Secondly, it means I often don’t go to bed later than 1am, so I don’t struggle to turn up to my 9am/10am lectures without looking like death warmed up. It’s very refreshing to be the one sipping a cuppa out of a flask rather than devouring sandwiches and downing litres of water for survival. I must say though, I am always impressed when I do see these people and they have turned up on time with their meal deal and entire reservoir of Volvic in tow. You have my respect, as I struggle to do the same on my headache days.

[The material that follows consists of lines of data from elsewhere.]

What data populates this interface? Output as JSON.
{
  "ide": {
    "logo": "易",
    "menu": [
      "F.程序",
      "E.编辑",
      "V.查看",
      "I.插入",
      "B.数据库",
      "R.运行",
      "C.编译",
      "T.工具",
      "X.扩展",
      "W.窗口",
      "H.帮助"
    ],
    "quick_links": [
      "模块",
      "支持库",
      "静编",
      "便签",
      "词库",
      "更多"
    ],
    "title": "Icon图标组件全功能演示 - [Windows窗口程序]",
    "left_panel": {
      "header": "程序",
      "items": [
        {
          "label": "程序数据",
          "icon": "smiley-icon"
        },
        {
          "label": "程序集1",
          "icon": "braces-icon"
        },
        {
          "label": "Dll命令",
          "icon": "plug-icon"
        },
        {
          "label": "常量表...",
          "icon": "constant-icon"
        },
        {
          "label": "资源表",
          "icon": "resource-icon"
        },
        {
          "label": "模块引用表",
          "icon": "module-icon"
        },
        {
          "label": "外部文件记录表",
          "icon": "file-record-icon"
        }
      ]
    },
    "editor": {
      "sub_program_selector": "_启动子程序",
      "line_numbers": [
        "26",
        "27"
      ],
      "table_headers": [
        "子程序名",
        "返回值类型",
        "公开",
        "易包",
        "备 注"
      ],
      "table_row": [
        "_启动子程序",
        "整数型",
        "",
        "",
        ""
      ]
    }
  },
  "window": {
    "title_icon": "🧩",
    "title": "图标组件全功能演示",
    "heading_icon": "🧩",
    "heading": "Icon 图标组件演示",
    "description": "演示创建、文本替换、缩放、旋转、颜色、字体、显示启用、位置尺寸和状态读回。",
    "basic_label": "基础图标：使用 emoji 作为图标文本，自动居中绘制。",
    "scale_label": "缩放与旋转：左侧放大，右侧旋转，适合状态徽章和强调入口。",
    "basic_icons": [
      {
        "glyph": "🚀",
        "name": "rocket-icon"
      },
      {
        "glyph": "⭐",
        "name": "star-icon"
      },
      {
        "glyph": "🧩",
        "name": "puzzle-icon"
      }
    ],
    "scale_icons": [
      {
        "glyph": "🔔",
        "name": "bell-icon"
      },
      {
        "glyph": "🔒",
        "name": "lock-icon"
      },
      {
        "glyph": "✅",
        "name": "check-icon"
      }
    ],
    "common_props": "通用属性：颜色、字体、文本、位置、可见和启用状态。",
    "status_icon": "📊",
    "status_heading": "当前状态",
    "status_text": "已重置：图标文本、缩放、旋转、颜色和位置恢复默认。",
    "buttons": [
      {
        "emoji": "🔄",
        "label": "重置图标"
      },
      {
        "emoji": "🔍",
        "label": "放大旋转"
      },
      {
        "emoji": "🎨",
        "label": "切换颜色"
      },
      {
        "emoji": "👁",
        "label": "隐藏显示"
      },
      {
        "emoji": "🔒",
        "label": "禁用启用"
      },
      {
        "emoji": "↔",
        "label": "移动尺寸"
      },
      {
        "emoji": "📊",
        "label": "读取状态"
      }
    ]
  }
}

Finally, I think my lack of nights out means I put a lot more into days out. I’m not one to lounge around day after day indoors, and by 2pm on my days off, I’m itching to get outside and do something. Because of this, I often plan to do things on my days off, such as going shopping or actually going on a day out on the train or bus. I know this concept isn’t rocket science, but I think the money I spend here is money others would spend on a night out, so for me personally, I believe I get what I want out of my university experience by choosing to do this instead. Again, this is my personal choice, and I wouldn’t judge someone for budgeting for a night out in LRV rather than a day out at Trentham Monkey Forest.
So, that’s what it’s like for me as a sober student, and a couple of reasons why I choose to be one. I hope if you’re reading this because you feel you have to drink when you start university (which I did) otherwise you’ll be isolated from society, I’m living proof that you don’t. It’s very cliché, but just be yourself, don’t follow the crowd just for the sake of it, and I promise you’ll get more out of your student experience that way. If that means drinking, then drink! If that means being extremely selective over alcohol because you want to appreciate the taste of the expensive liquid you’re consuming, however boring it may seem to some, then do it!
University is where you figure yourself out a little bit more, so enjoy the time you have as a student.